The Associated Press, Context-Based Research Group and Carton Donofrio Partners investigated what online information devourers think of advertisements. This study builds off and references a previous one (pdf here) about news consumption.

The main problem they’re addressing is the atomization of information and how it gets delivered on the Web. You know how it goes: We get pinged every second by micro-updates, snippets and interruptions, all often arriving without context or background. The result? Everything becomes noise. Ads, it turns out, annoy us to the point of anger.

Here’s the report’s big-picture fix to this problem: To cut through the clutter of the Internet, we need to abandon one-way missives, and embrace two-way conversations that inspire loyalty and trust.

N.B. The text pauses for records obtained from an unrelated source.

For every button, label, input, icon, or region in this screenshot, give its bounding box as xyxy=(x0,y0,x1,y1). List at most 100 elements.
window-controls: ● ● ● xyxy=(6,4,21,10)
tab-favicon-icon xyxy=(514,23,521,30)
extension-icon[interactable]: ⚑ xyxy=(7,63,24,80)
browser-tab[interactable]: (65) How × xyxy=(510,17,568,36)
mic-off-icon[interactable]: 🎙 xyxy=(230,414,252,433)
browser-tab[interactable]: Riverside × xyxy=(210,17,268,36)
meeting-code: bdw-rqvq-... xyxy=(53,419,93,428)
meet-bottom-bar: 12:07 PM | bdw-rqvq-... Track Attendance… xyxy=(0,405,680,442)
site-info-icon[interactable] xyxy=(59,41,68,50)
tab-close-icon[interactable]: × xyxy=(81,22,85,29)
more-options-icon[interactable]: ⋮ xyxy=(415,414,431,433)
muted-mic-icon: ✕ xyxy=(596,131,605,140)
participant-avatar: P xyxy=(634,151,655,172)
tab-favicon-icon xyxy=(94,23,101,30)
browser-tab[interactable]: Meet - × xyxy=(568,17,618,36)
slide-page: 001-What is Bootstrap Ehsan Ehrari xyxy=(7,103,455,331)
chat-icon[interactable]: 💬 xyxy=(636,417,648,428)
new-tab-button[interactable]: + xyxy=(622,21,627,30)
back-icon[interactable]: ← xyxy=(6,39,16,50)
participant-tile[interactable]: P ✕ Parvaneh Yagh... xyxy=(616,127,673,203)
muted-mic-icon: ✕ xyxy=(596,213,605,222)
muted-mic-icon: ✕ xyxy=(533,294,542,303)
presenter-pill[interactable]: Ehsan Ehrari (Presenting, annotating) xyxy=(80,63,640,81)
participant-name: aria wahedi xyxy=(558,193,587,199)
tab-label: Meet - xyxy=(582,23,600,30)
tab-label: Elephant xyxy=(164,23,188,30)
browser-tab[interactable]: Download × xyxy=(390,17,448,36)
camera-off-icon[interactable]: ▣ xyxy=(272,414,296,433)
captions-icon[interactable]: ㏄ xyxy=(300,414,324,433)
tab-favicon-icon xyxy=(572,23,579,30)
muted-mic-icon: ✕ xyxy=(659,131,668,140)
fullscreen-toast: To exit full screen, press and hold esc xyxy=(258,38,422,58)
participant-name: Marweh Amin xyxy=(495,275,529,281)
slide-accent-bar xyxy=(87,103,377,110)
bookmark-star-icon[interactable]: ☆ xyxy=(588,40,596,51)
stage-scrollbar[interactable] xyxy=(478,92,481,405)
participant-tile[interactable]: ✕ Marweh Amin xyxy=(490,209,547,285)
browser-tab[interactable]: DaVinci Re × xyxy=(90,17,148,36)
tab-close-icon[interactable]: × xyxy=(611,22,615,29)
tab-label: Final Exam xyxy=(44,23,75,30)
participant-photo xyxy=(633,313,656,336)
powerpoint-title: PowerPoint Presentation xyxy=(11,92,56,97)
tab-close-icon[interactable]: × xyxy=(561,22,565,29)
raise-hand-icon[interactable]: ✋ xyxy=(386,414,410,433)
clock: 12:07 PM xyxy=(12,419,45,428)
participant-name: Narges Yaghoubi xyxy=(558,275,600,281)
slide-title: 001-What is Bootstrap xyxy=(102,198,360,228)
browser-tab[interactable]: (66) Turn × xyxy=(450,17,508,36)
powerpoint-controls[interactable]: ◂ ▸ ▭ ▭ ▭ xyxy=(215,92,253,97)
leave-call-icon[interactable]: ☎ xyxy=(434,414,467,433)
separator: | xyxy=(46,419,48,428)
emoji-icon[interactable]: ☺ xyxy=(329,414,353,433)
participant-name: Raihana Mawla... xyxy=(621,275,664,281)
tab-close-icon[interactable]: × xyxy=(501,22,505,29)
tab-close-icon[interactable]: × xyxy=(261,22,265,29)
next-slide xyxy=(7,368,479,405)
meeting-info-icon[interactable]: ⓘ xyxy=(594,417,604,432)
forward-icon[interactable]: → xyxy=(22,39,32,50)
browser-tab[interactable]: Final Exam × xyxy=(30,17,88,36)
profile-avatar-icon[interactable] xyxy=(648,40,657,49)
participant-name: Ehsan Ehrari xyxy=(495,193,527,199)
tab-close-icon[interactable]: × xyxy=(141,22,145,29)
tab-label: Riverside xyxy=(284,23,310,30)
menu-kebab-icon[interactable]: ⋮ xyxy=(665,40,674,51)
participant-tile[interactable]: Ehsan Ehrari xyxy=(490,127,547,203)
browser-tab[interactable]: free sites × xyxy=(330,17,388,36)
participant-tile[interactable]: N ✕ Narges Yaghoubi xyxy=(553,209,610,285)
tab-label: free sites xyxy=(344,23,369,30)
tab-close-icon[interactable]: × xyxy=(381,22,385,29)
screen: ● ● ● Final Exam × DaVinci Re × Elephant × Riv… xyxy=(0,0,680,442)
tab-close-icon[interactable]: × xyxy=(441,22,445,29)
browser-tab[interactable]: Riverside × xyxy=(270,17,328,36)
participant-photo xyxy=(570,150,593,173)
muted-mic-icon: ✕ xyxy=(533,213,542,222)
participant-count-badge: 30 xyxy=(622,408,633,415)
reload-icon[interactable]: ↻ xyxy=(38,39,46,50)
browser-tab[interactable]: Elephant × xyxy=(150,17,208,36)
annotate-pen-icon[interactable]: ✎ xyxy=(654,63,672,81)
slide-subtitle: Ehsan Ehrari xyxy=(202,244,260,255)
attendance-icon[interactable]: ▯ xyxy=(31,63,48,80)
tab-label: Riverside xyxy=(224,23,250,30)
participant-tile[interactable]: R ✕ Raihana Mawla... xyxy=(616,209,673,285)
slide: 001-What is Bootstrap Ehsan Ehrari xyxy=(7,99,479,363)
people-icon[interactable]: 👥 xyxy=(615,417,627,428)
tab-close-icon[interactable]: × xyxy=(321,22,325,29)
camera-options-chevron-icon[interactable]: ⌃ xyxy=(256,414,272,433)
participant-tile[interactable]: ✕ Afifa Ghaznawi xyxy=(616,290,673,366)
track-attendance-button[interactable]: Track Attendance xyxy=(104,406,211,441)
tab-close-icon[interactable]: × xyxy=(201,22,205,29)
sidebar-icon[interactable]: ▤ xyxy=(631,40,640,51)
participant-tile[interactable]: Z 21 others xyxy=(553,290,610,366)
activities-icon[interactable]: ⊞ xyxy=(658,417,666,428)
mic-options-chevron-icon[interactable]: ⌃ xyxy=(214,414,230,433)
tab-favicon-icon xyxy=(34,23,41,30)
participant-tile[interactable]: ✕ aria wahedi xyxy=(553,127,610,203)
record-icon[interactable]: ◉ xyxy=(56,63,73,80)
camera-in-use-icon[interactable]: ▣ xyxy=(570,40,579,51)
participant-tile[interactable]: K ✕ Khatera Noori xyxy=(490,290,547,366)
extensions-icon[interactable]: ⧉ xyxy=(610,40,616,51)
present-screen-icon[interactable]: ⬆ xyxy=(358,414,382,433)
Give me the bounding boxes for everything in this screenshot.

Sounds good, but sounds hard, too. I’m not even sure how you define what a conversation is. Being deeply authentic in any one-on-many conversation is nearly impossible, no matter how open you are to comments and submissions. And how much time can a company realistically invest in responding to every individual’s question and comment (there is of course a limit, unless you push the work, I mean conversation, onto a network)? But maybe that’s not the goal. And I have a suspicion that most consumers will provide sarcastic floggings of any brand trying to use authenticity and friendly chats in the service of making sales. Because that is the result that companies pay marketers for, right?

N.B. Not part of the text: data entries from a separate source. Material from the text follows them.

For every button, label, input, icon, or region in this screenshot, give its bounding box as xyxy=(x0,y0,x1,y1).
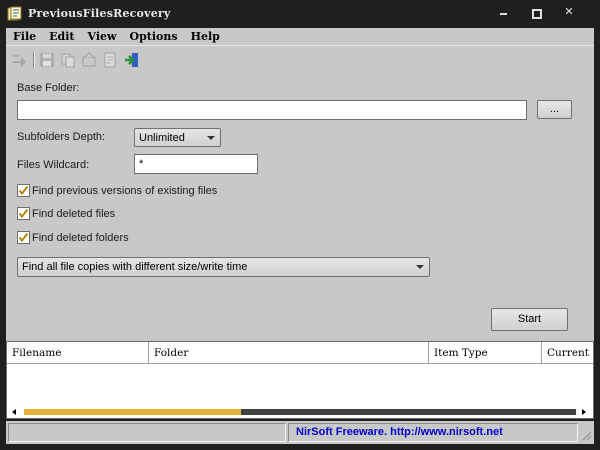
column-header-filename[interactable]: Filename xyxy=(7,342,149,364)
scroll-left-icon[interactable] xyxy=(12,409,16,415)
scrollbar-track[interactable] xyxy=(241,409,576,415)
find-previous-versions-label: Find previous versions of existing files xyxy=(32,184,218,197)
window-title: PreviousFilesRecovery xyxy=(28,7,171,20)
minimize-button[interactable] xyxy=(490,2,518,22)
find-previous-versions-checkbox[interactable] xyxy=(17,184,30,197)
find-deleted-files-label: Find deleted files xyxy=(32,207,116,220)
base-folder-input[interactable] xyxy=(17,100,527,120)
maximize-button[interactable] xyxy=(521,2,549,22)
subfolders-depth-select[interactable]: Unlimited xyxy=(134,128,221,147)
browse-button[interactable]: ... xyxy=(537,100,572,119)
app-window: PreviousFilesRecovery ✕ File Edit View O… xyxy=(0,0,600,450)
toolbar xyxy=(6,45,594,73)
column-header-current[interactable]: Current xyxy=(542,342,593,364)
save-icon[interactable] xyxy=(39,52,55,68)
subfolders-depth-label: Subfolders Depth: xyxy=(17,131,106,143)
nirsoft-link[interactable]: NirSoft Freeware. http://www.nirsoft.net xyxy=(296,426,503,438)
results-list[interactable]: Filename Folder Item Type Current xyxy=(6,341,594,419)
find-deleted-files-checkbox[interactable] xyxy=(17,207,30,220)
find-deleted-folders-checkbox[interactable] xyxy=(17,231,30,244)
title-bar[interactable]: PreviousFilesRecovery ✕ xyxy=(0,0,600,28)
resize-grip-icon[interactable] xyxy=(580,429,592,441)
html-report-icon[interactable] xyxy=(102,52,118,68)
menu-view[interactable]: View xyxy=(81,28,123,45)
start-arrow-icon[interactable] xyxy=(11,52,27,68)
start-button[interactable]: Start xyxy=(491,308,568,331)
files-wildcard-input[interactable]: * xyxy=(134,154,258,174)
chevron-down-icon xyxy=(416,265,424,269)
find-previous-versions-checkbox-row[interactable]: Find previous versions of existing files xyxy=(17,184,217,197)
scrollbar-thumb[interactable] xyxy=(24,409,241,415)
menu-file[interactable]: File xyxy=(6,28,42,45)
checkmark-icon xyxy=(18,185,29,196)
column-header-folder[interactable]: Folder xyxy=(149,342,429,364)
menu-edit[interactable]: Edit xyxy=(42,28,80,45)
subfolders-depth-value: Unlimited xyxy=(139,132,185,144)
properties-icon[interactable] xyxy=(81,52,97,68)
exit-icon[interactable] xyxy=(124,52,140,68)
find-deleted-folders-checkbox-row[interactable]: Find deleted folders xyxy=(17,231,129,244)
menu-bar: File Edit View Options Help xyxy=(6,28,594,45)
find-mode-select[interactable]: Find all file copies with different size… xyxy=(17,257,430,277)
files-wildcard-label: Files Wildcard: xyxy=(17,159,90,171)
menu-options[interactable]: Options xyxy=(123,28,184,45)
copy-icon[interactable] xyxy=(60,52,76,68)
checkmark-icon xyxy=(18,232,29,243)
close-button[interactable]: ✕ xyxy=(555,2,583,22)
scroll-right-icon[interactable] xyxy=(582,409,586,415)
toolbar-separator xyxy=(33,51,35,69)
menu-help[interactable]: Help xyxy=(184,28,226,45)
column-header-item-type[interactable]: Item Type xyxy=(429,342,542,364)
find-mode-value: Find all file copies with different size… xyxy=(22,261,248,273)
horizontal-scrollbar[interactable] xyxy=(7,405,593,418)
checkmark-icon xyxy=(18,208,29,219)
options-panel: Base Folder: ... Subfolders Depth: Unlim… xyxy=(6,73,594,341)
find-deleted-folders-label: Find deleted folders xyxy=(32,231,129,244)
status-bar: NirSoft Freeware. http://www.nirsoft.net xyxy=(6,421,594,444)
chevron-down-icon xyxy=(207,136,215,140)
find-deleted-files-checkbox-row[interactable]: Find deleted files xyxy=(17,207,115,220)
app-icon xyxy=(7,6,22,21)
base-folder-label: Base Folder: xyxy=(17,82,80,94)
status-cell-items xyxy=(8,423,286,442)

In the process of this research, the mad scientists discovered a strong consumer demand for, as mentioned above, two-way conversations that are transparent and honest. People “seek a new relationship that is built on trust, not simply on the value of the content or advertising itself.” (pages 4-5).

This idea is described as not just a communication technique, but a new communication environment – a new context for chit chatting about your favorite vacuum cleaner. That environment gets a name: Communitas, with which there “is no such thing as one-way communication.” The transition to this environment is perhaps the answer to a Web world that has left me a bit rattled.

A lot of this is confirming what many media freaks already suspected, so my questions after reading the report are along the lines of, “OK, but how do you actually do this in terms of cost, time, authenticity and efficacy?” The report does go into the AP’s specific efforts to do so around news on page 59 (AP’s engagement model), but I’ll let you dig into that.

Here are the general recommendations:

  1. Match Your Organization’s Principles to the Attributes of Communitas
    > How do your strategies, products, ser- vices and people fare in terms of collaboration, adhering to the social contract, developing kinship, reciprocity and relevance?
  2. Create Environments for Communitas to Break Out
    > The solution is not just to create more engaging content. The solution is to create better environments for engaging with content.
  3. Embrace the Challenge, No Matter the Size of Your Organization
    > Information companies and advertisers of all sizes should benefit from strengthening their relationship with the audience.
  4. Parting Thought: Give Real Communication a Chance
    > Whether you are a student of anthropology or not, the message from this research is that a new path is opening for both

And the ad folks were inspired to come up with the campaign Stop the Adness. Its principles:

  1. Collaboration – We must work with the marketplace — coming together with mutual respect for each other’s roles — to determine what more effective communication looks like.
  2. Social Contract – The unwritten code that defines our behavior has been broken by advertisers, agencies and the media. We must show consumers that with their help we can rebuild it.
  3. Kinship – We must recognize mutual respon- sibility and accountability within the marketplace as a means toward building better communication.
  4. Honesty – Marketing spin and hype will no longer be tolerated in the new communications landscape, so we must be honest and transparent.
  5. Reciprocity – Good communication requires give and take; so we must listen and respond accordingly.
  6. Relevance – The market will listen when our message is relevant and targeted; so we must do more to better craft our messages.
  7. Information – We must provide solid facts on which to base our communication and advertising.
  8. Investigation – We must provide a clear roadmap for people who want to dig deeper.
  9. Overload – We must be careful how much and how often we communicate so as not to overload consumers.
  10. Sharing – When our information and ad- vertising is shared we will know we are doing our job right.